The JCN is headed by Gary Marx, who worked for Mitt Romney’s campaign this year and who served as coalitions organizer for the Bush-Cheney campaign four years ago. As an “independent” group, the JCN doesn’t have to reveal its donors.
I wouldn’t be surprised to see Reverend Wright soon appear in more ads from the GOP and McCain’s surrogates, especially if Obama’s momentum in the polls isn’t soon reversed.
Over the summer I spoke with Gary Pearce, a Democratic consultant in North Carolina, where Obama and McCain are running neck and neck. “It’s so deep in the Republican DNA in North Carolina,” he said when I asked him if he though that race would become an issue during the campaign. “Race is the deepest question in Southern politics, it’s inescapable and it’s worked repeatedly against black and white politicians.”

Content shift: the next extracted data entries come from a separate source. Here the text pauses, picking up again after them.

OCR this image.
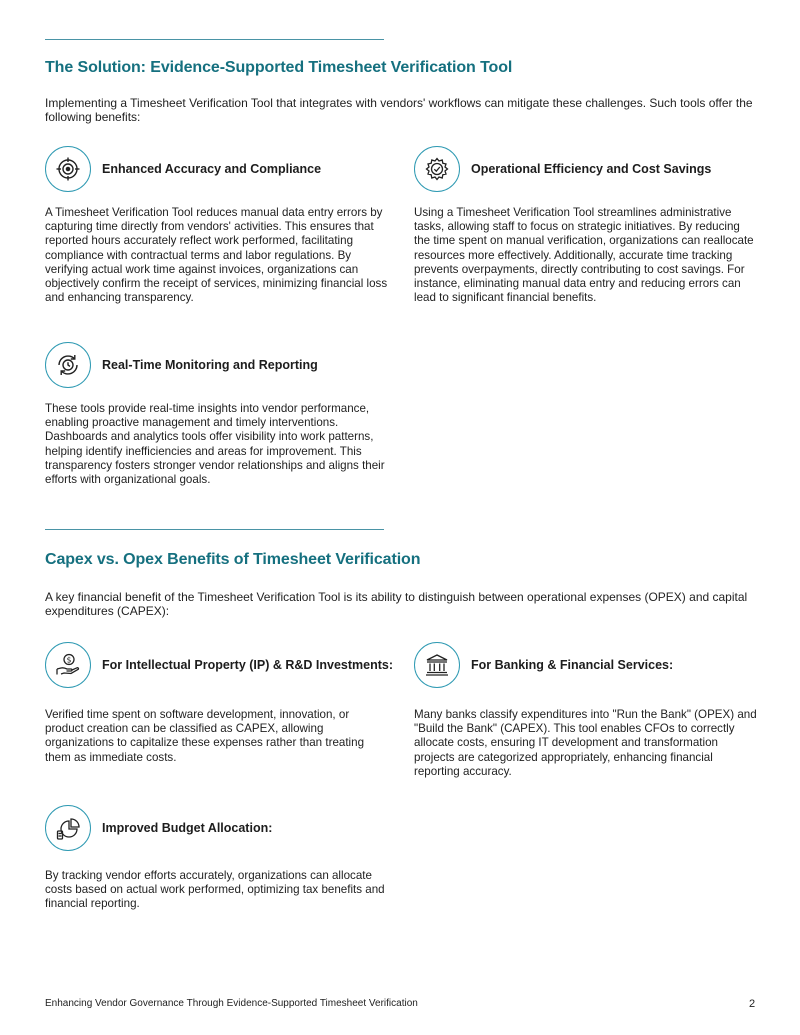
The Solution: Evidence-Supported Timesheet Verification Tool

Implementing a Timesheet Verification Tool that integrates with vendors' workflows can mitigate these challenges. Such tools offer the following benefits:

Enhanced Accuracy and Compliance

A Timesheet Verification Tool reduces manual data entry errors by capturing time directly from vendors' activities. This ensures that reported hours accurately reflect work performed, facilitating compliance with contractual terms and labor regulations. By verifying actual work time against invoices, organizations can objectively confirm the receipt of services, minimizing financial loss and enhancing transparency.

Operational Efficiency and Cost Savings

Using a Timesheet Verification Tool streamlines administrative tasks, allowing staff to focus on strategic initiatives. By reducing the time spent on manual verification, organizations can reallocate resources more effectively. Additionally, accurate time tracking prevents overpayments, directly contributing to cost savings. For instance, eliminating manual data entry and reducing errors can lead to significant financial benefits.

Real-Time Monitoring and Reporting

These tools provide real-time insights into vendor performance, enabling proactive management and timely interventions. Dashboards and analytics tools offer visibility into work patterns, helping identify inefficiencies and areas for improvement. This transparency fosters stronger vendor relationships and aligns their efforts with organizational goals.

Capex vs. Opex Benefits of Timesheet Verification

A key financial benefit of the Timesheet Verification Tool is its ability to distinguish between operational expenses (OPEX) and capital expenditures (CAPEX):

$ For Intellectual Property (IP) & R&D Investments:

Verified time spent on software development, innovation, or product creation can be classified as CAPEX, allowing organizations to capitalize these expenses rather than treating them as immediate costs.

For Banking & Financial Services:

Many banks classify expenditures into "Run the Bank" (OPEX) and "Build the Bank" (CAPEX). This tool enables CFOs to correctly allocate costs, ensuring IT development and transformation projects are categorized appropriately, enhancing financial reporting accuracy.

Improved Budget Allocation:

By tracking vendor efforts accurately, organizations can allocate costs based on actual work performed, optimizing tax benefits and financial reporting.

Enhancing Vendor Governance Through Evidence-Supported Timesheet Verification	2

Pearce worked for former Governor Jim Hunt, who lost a senate race in 1984 to incumbent Jessie Helms, in good part due to the issue of a national holiday for Martin Luther King. Six years later, the moderate African-American mayor of Charlotte, Harvey Gantt, lost to Helms in a campaign also marked by not-so-subtle racial tactics. (Charlie Black, one of McCain’s senior advisors, worked for Helms during both of those campaigns.)
“If the Republicans get worried, we’ll see more of it,” Pearce said about the potential use of race in the current campaign.